Building a Document Processing Platform
· 3 min · docsdingo.com
What Is Docs Dingo?
Docs Dingo is an online PDF processing suite. It handles the document tasks people run into constantly: merging PDFs, splitting pages, compressing file sizes, converting between formats, and extracting text. Everything runs in the browser and on serverless infrastructure, so there is nothing to install.
Files are processed and returned immediately. Documents are not stored on our servers after processing completes.
Architecture Overview
Document Upload
-> Browser (client-side pre-processing when possible)

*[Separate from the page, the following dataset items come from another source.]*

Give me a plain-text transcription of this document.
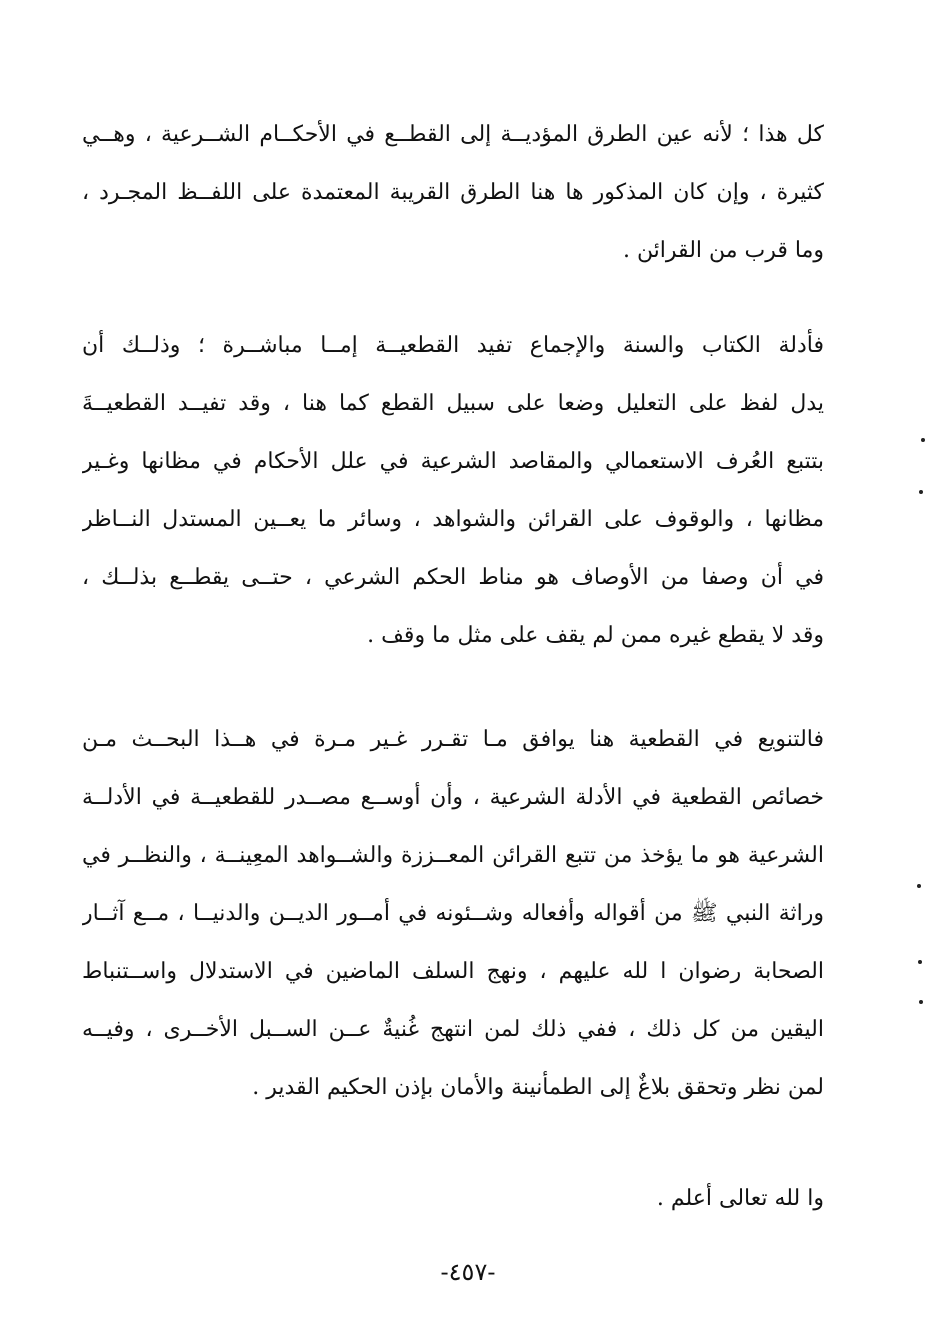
كل هذا ؛ لأنه عين الطرق المؤديــة إلى القطــع في الأحكــام الشــرعية ، وهــي
كثيرة ، وإن كان المذكور ها هنا الطرق القريبة المعتمدة على اللفــظ المجـرد ،
وما قرب من القرائن .
فأدلة الكتاب والسنة والإجماع تفيد القطعيــة إمــا مباشــرة ؛ وذلــك أن
يدل لفظ على التعليل وضعا على سبيل القطع كما هنا ، وقد تفيــد القطعيــةَ
بتتبع العُرف الاستعمالي والمقاصد الشرعية في علل الأحكام في مظانها وغـير
مظانها ، والوقوف على القرائن والشواهد ، وسائر ما يعــين المستدل النــاظر
في أن وصفا من الأوصاف هو مناط الحكم الشرعي ، حتــى يقطــع بذلــك ،
وقد لا يقطع غيره ممن لم يقف على مثل ما وقف .
فالتنويع في القطعية هنا يوافق مـا تقـرر غـير مـرة في هــذا البحــث مـن
خصائص القطعية في الأدلة الشرعية ، وأن أوســع مصــدر للقطعيــة في الأدلــة
الشرعية هو ما يؤخذ من تتبع القرائن المعــززة والشــواهد المعِينــة ، والنظــر في
وراثة النبي ﷺ من أقواله وأفعاله وشــئونه في أمــور الديــن والدنيــا ، مــع آثــار
الصحابة رضوان ا لله عليهم ، ونهج السلف الماضين في الاستدلال واســتنباط
اليقين من كل ذلك ، ففي ذلك لمن انتهج غُنيةٌ عــن الســبل الأخــرى ، وفيــه
لمن نظر وتحقق بلاغٌ إلى الطمأنينة والأمان بإذن الحكيم القدير .
وا لله تعالى أعلم .
-٤٥٧-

-> S3 presigned URL (direct upload)
-> Lambda (process document)
-> S3 (store result with TTL)
-> Presigned download URL returned to browser
Processing Pipeline
-> Merge: Lambda combines uploaded PDFs in order
-> Split: Lambda extracts specified page ranges
-> Compress: Lambda reduces image quality + removes metadata
-> Convert: Lambda transforms between PDF/PNG/JPG formats
Files are uploaded directly to S3 using presigned URLs, bypassing API Gateway's payload size limits. This allows documents up to 100MB to be processed. The Lambda function picks up the file from S3, processes it, writes the result back to S3, and returns a time-limited download link.
PDF Processing Tools
Merge combines multiple PDFs into a single document. Users drag files into order and the Lambda function concatenates them while preserving bookmarks and links. Split extracts specific page ranges or individual pages from a PDF.
Compress reduces file size by downsampling images, removing duplicate resources, and stripping metadata. Typical compression ratios are 40-70% reduction without visible quality loss. Convert transforms PDFs to images (PNG/JPG) or images to PDF, handling multi-page documents correctly.
Privacy and Cleanup
All uploaded and processed files are stored in S3 with a lifecycle policy that automatically deletes them after one hour. Download links expire after 30 minutes. No document content is logged or indexed.
For smaller operations like page counting or text extraction, processing happens entirely in the browser using client-side JavaScript libraries. The file never leaves the user's device for these lightweight tasks.